If my original calculations were correct, I think the cycle times of
the emulated 68060 are probably not correct. My target time for the
calibration loop to run is 100 milliseconds for a 110MHz system; an
8MHz system shouldn't take more than about 1.4 seconds.
Let's look at your results:
The calibration code runs 100 outer loops, so if it is taking 11
seconds to do that, each outer loop takes 0.11 secs or 110000
microseconds. Each inner loop is executed 110000 times, so each
iteration is 1 microsecond. At 8MHz, this means it's taking 8 cycles
to do a subq/bpl; it should take 1 (the subq and bpl are completely
overlapped in the 68060).
I think your calculation is right. You can also see this in the
debugger of Hatari, turn on "trace cpu_disasm" and continue running the
emulation for some instructions (e.g. "c 100"):
cpu video_cyc= 508 0@ 1 : 00E00DFC 5380 SUB.L #$00000001,D0
cpu video_cyc= 512 4@ 1 : 00E00DFE 6afc BPL.B #$fffffffc == $00e00dfc (T)

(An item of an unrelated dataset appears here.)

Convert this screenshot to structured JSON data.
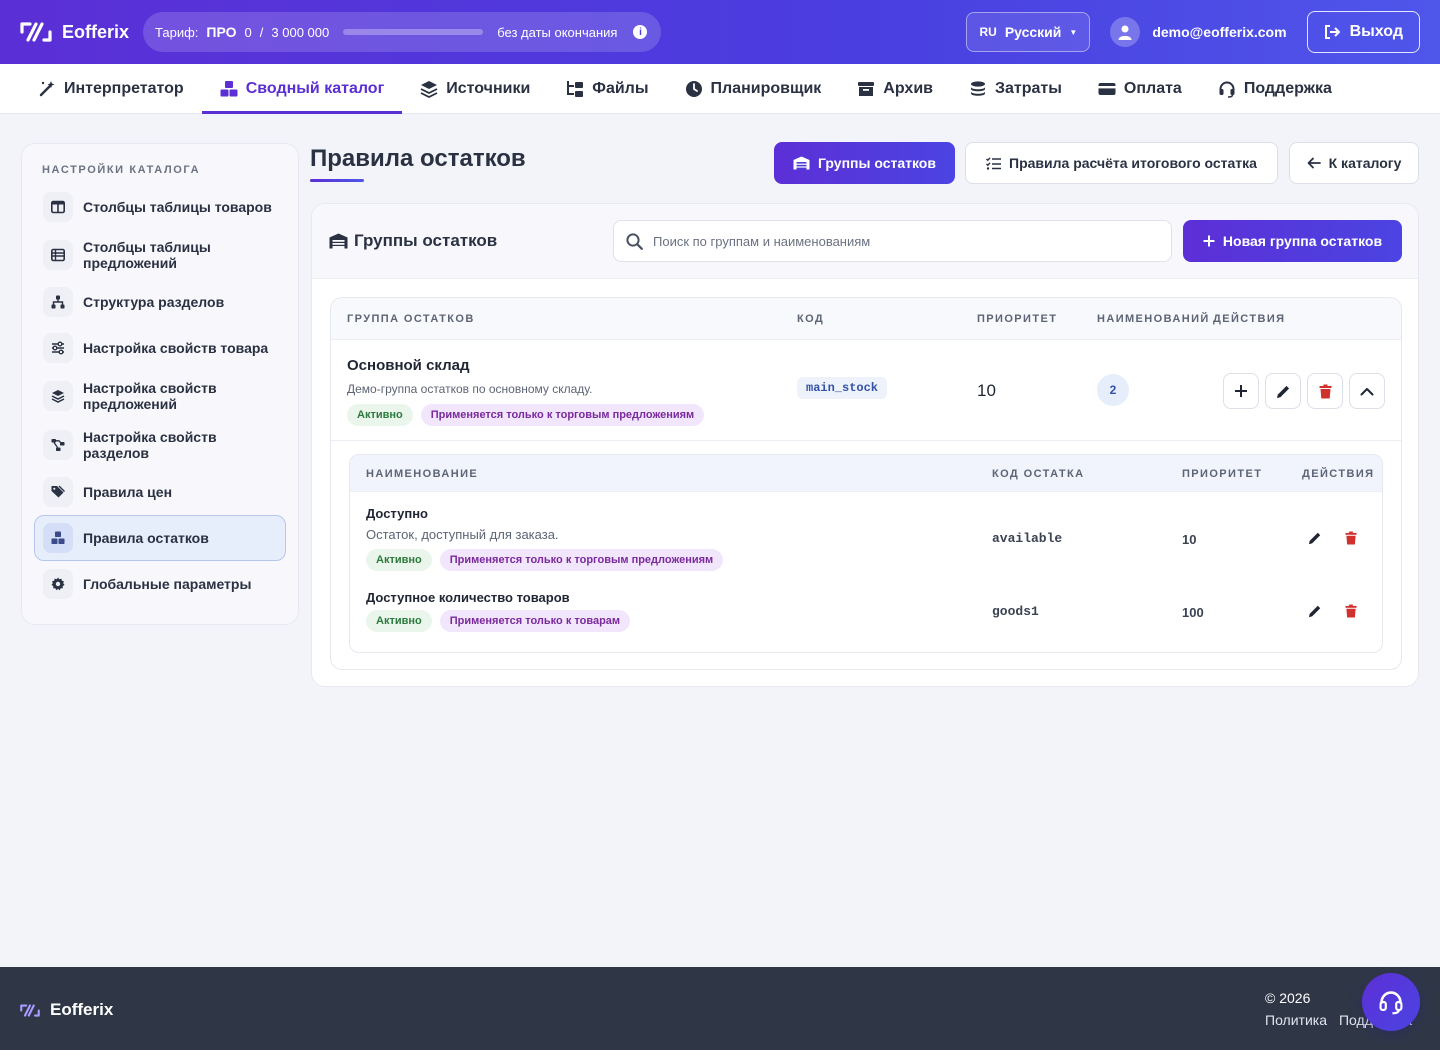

cpu video_cyc= 516 8@ 1 : 00E00DFC 5380 SUB.L #$00000001,D0
cpu video_cyc= 520 12@ 1 : 00E00DFE 6afc BPL.B #$fffffffc == $00e00dfc (T)
As you can see, the cycle counter is increased by 4 cycles for each
instruction.
That's simply because Hatari currently assumes that each instruction
takes a multiple of 4 cycles, see M68000_AddCycles() in m68000.h. This
is of course only true on normal STs, with plain 68000 CPUs, but that's
where the code in Hatari originally comes from (in the beginning, there
was only ST emulation), and unfortunately we're still somewhat stuck
with that code today. For example this assumption is currently also
still needed for the 16 MHz and 32 MHz emulation in Hatari, since the
cycles are simply divided by 2 or 4 in M68000_AddCycles() for these
frequencies. That of course would not work anymore if the cycle value
is less than 4. We need to fix that one day (also for supporting higher
frequencies than 32 MHz), but currently we're not there yet.